Many Baltic military officers, Estonian, Latvian, Lithuanian, were assigned security functions in the Allied zones after the war. They guarded bridges and buildings. Some of them kept an eye on Germany’s war criminals during the series of thirteen Nuremberg trials. After the suicides and executions of those Nazis judged to have committed genocide and crimes against humanity, some of the officers and their units stayed in the city, protecting weapon arsenals, food supplies, and the airport.
“Vladas was my first boyfriend. He was my friend, but he was a father to me, too,” Angele said. It was summer, three years after the end of the war. She was 20 and he was 33. He had access to food most Germans and no refugees had access to. He brought her some of it. He brought her oranges and apples. One day he brought bananas.
“I had never had one before.”
Vladas was married with a home and a six-year-old daughter in Lithuania.
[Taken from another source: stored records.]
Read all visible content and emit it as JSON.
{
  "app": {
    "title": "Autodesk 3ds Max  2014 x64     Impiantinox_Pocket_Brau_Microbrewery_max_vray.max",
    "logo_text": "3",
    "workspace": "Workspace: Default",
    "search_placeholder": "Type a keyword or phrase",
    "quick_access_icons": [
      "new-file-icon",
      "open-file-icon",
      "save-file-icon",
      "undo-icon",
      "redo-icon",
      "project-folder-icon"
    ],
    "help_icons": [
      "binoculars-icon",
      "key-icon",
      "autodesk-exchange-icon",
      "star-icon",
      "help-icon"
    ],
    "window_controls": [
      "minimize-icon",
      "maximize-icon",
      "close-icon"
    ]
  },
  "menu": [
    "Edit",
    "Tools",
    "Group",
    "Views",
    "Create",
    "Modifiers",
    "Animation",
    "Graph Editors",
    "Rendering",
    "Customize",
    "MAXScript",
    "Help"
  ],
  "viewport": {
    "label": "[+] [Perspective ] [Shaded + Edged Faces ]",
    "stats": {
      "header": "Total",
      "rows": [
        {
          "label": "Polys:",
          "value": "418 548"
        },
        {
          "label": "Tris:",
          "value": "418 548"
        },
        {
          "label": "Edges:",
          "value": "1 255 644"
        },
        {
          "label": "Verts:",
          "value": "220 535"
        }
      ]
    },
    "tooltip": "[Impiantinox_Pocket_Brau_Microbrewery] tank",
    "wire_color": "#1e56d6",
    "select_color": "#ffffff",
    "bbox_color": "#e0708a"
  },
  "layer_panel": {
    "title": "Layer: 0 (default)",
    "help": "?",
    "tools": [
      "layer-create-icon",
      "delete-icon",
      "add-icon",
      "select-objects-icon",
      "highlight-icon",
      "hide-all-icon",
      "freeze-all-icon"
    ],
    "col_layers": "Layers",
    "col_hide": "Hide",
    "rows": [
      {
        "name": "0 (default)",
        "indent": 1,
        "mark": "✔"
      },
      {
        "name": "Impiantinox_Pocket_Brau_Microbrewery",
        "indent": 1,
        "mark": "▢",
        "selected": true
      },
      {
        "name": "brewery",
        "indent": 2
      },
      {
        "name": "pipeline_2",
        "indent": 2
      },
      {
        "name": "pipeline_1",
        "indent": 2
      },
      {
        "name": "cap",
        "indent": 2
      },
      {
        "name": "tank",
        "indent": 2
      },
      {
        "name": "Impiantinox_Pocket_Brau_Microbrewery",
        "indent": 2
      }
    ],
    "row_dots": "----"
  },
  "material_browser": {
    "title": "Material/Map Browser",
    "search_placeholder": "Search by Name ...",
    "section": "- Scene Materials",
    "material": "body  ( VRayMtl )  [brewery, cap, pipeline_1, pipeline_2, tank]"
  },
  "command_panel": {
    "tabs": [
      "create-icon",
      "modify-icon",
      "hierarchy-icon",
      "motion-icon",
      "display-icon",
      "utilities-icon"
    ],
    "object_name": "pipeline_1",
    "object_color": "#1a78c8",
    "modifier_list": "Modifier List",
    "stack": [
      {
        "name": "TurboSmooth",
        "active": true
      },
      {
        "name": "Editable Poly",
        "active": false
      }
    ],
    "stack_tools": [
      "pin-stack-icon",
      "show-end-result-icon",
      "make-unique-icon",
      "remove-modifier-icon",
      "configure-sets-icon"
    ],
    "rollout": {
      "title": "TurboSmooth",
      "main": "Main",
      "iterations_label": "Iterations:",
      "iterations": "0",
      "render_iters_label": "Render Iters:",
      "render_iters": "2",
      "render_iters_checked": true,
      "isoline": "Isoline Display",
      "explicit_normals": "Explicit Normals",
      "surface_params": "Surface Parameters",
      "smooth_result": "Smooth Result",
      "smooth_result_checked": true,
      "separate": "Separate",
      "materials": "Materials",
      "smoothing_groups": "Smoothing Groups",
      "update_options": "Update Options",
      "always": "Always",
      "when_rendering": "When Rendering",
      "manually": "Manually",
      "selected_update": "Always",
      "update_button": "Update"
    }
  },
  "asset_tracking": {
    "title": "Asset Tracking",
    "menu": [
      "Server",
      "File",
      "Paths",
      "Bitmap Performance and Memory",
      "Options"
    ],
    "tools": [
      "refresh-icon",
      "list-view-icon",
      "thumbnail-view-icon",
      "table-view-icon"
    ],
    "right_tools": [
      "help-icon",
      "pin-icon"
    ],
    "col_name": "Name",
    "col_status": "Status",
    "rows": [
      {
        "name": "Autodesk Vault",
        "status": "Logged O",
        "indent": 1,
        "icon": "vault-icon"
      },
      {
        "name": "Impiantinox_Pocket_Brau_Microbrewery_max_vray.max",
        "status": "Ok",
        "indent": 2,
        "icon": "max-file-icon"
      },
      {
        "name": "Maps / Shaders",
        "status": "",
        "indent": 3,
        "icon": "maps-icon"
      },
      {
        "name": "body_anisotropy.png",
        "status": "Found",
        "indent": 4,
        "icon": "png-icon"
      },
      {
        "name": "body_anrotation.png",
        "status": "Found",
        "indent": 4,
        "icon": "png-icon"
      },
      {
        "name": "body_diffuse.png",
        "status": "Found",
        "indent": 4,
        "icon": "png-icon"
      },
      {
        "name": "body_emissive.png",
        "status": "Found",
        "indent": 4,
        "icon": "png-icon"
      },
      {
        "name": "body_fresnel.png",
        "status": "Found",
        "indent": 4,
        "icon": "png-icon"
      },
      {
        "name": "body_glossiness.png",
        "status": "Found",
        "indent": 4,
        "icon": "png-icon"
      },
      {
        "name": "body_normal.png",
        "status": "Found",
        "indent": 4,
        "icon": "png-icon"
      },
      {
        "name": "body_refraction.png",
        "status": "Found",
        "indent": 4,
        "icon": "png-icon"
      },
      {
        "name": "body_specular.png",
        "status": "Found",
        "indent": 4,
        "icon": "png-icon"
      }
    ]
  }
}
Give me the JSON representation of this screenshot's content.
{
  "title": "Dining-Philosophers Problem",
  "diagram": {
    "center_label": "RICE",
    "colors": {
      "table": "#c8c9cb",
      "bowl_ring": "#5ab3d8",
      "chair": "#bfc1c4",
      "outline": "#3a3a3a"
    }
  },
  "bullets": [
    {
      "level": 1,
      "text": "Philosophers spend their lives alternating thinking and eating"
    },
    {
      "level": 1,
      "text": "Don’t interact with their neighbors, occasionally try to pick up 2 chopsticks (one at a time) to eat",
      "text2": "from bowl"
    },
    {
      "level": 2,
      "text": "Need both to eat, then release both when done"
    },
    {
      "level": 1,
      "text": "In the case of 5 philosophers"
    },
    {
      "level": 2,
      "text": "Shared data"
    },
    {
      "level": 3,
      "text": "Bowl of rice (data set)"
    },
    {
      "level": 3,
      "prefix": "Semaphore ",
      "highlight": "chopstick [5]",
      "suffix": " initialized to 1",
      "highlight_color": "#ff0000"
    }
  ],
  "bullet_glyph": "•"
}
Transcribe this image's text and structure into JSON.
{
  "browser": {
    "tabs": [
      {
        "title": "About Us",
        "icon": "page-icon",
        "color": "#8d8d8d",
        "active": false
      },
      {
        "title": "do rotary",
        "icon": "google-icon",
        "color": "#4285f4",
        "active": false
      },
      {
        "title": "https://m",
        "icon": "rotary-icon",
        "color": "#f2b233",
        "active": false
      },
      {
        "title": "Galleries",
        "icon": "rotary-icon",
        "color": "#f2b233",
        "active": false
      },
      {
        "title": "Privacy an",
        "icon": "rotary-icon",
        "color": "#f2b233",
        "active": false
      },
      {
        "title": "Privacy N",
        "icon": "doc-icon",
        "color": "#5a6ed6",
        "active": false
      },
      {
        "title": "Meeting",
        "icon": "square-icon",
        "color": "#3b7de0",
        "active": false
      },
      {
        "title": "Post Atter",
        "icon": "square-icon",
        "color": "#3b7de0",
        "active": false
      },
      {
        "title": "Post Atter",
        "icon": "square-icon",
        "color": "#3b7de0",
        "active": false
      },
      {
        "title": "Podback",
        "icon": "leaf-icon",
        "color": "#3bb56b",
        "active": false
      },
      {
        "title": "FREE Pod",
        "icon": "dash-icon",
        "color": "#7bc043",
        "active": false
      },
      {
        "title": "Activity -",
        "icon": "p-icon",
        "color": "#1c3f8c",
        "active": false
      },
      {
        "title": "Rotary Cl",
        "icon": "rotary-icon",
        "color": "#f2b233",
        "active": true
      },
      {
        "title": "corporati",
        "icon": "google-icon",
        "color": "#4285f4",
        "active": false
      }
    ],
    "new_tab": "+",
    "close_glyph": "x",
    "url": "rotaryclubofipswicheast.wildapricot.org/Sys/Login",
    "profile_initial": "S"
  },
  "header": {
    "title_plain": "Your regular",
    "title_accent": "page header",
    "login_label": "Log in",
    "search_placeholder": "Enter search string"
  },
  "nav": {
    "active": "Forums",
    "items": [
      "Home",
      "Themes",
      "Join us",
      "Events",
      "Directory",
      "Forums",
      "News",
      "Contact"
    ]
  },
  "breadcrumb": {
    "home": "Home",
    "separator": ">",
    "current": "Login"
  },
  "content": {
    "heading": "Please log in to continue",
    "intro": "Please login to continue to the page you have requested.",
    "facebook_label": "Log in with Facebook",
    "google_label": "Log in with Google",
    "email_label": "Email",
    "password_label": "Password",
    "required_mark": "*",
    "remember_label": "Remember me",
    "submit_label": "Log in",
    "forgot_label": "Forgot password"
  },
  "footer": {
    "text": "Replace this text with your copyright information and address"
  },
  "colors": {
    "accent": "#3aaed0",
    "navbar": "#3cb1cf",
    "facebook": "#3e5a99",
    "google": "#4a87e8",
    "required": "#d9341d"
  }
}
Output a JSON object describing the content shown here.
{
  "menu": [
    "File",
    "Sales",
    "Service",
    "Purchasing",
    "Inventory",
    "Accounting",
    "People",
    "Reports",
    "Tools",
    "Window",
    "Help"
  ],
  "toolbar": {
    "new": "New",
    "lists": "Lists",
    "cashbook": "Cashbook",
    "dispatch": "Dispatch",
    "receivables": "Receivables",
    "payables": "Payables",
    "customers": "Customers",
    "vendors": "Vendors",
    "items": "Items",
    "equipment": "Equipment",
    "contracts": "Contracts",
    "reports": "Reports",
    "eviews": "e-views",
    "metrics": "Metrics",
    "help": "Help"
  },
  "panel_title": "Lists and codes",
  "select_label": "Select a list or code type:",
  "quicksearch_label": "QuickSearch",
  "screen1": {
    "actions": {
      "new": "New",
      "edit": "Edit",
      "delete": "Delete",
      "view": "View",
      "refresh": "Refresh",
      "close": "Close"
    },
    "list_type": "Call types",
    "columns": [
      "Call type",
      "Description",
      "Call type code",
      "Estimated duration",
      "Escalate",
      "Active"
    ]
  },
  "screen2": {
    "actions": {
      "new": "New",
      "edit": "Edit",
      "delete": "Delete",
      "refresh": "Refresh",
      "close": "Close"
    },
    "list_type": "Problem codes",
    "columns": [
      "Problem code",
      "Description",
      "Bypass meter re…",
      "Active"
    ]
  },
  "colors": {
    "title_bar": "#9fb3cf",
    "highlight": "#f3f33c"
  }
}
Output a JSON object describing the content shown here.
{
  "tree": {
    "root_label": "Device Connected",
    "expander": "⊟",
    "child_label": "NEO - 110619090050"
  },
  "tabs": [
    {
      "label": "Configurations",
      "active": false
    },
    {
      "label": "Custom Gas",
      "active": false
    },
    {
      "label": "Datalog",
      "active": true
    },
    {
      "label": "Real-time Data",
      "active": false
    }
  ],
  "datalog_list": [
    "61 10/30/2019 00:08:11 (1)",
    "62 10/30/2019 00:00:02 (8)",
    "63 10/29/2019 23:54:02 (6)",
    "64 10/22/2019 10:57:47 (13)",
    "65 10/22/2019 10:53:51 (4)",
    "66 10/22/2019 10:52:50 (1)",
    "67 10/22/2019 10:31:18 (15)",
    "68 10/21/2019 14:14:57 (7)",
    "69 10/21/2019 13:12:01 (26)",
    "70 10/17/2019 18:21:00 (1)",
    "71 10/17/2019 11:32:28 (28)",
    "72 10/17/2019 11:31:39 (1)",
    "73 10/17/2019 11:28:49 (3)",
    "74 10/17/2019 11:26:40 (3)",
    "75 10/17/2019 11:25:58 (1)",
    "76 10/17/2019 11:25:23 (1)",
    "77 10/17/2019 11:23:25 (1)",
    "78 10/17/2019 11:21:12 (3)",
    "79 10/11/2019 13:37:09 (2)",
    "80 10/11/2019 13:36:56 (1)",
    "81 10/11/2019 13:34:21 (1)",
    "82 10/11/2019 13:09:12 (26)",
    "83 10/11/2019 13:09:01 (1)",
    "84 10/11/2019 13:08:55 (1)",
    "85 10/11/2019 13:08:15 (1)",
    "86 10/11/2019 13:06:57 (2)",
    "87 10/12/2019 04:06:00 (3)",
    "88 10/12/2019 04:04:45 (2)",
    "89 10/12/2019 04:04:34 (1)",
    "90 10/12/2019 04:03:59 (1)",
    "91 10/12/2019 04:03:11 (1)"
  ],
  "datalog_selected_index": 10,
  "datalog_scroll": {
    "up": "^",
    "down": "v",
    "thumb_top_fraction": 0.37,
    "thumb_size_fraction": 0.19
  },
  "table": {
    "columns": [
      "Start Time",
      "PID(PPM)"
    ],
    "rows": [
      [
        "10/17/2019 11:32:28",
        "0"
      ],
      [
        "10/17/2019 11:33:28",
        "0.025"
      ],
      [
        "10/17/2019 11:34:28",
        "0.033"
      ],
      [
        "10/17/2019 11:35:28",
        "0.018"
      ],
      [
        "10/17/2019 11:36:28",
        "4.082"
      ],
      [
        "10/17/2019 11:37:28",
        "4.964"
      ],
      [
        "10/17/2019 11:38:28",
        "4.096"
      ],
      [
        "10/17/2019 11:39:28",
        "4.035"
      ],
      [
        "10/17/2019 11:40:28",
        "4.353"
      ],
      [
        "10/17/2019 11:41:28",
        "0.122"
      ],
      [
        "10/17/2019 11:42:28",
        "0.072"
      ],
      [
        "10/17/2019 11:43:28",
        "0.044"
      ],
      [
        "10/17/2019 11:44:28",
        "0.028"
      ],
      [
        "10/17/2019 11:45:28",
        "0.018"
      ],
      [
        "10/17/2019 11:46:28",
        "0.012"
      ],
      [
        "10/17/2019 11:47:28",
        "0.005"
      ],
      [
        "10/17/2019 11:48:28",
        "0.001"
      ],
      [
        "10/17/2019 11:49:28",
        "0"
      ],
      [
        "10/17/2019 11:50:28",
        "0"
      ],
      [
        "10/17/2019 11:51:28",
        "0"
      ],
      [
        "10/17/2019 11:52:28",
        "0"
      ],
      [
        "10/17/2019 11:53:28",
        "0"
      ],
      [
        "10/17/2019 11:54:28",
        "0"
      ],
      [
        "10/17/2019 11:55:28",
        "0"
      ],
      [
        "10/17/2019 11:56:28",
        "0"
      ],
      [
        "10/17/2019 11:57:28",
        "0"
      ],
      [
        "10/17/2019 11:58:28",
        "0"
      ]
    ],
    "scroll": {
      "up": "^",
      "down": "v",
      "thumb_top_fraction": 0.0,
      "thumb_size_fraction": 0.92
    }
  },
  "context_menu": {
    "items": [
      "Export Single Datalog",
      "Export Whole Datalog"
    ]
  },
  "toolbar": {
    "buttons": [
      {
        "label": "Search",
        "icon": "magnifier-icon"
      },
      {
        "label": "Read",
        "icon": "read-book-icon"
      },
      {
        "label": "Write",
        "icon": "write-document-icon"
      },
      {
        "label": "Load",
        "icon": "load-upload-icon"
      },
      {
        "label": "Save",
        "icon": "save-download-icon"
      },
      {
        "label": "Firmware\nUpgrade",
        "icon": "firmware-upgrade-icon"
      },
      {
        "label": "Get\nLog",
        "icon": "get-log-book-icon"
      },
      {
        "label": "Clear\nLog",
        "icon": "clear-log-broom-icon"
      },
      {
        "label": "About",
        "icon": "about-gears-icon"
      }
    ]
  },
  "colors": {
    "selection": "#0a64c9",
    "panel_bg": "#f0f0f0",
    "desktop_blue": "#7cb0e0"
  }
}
He told Angele his wife was dead. He explained how he had been deployed when the Russians swarmed the Baltics, got caught up in the retreat, and couldn’t rescue retrieve his wife and child. They were left behind to fend for themselves. When his wife died soon afterwards, his daughter was taken in by his mother.
“When he told me his wife was dead, I didn’t believe him. I told him that, about not believing him, but he didn’t say anything.” Instead of trying to explain, he wrote a letter to his mother. She sent him a letter in return. He took it to Angele.
“He brought it to me unopened. We sat down together on a sofa and he gave it to me. I opened it.” The only thing inside the envelope was a black and white snapshot of the headstone on the grave of his wife.
“I was dumbstruck, but no matter, I wasn’t ready to get married. At the same time, I was friends with Vytas.” She was getting only so close to Vladas. She hadn’t told and he didn’t know about Vytas, her other boyfriend in the making, a young man her own age, who was in the fast lane.
“I told Vladas, sorry, we have to end it. Besides, he had only talked to me about marriage once, while Vytas told me a hundred times we were going to get married.”
Vytas Staskevicius was from Siauliai. It is both a district and a city in northern Lithuania. The road getting there is the gateway to the Hill of Crosses, a pilgrimage site created in the 19th century as a symbol of resistance to Russian rule. There are more than 100,000 crosses on and around the hill.
His father, who had been governor of the province, was arrested in 1940 and died of starvation in a forest labor camp in Siberia. His mother, a native of Russia, was picked up and deported to Siberia in 1944, where she still was and would remain for another eight years.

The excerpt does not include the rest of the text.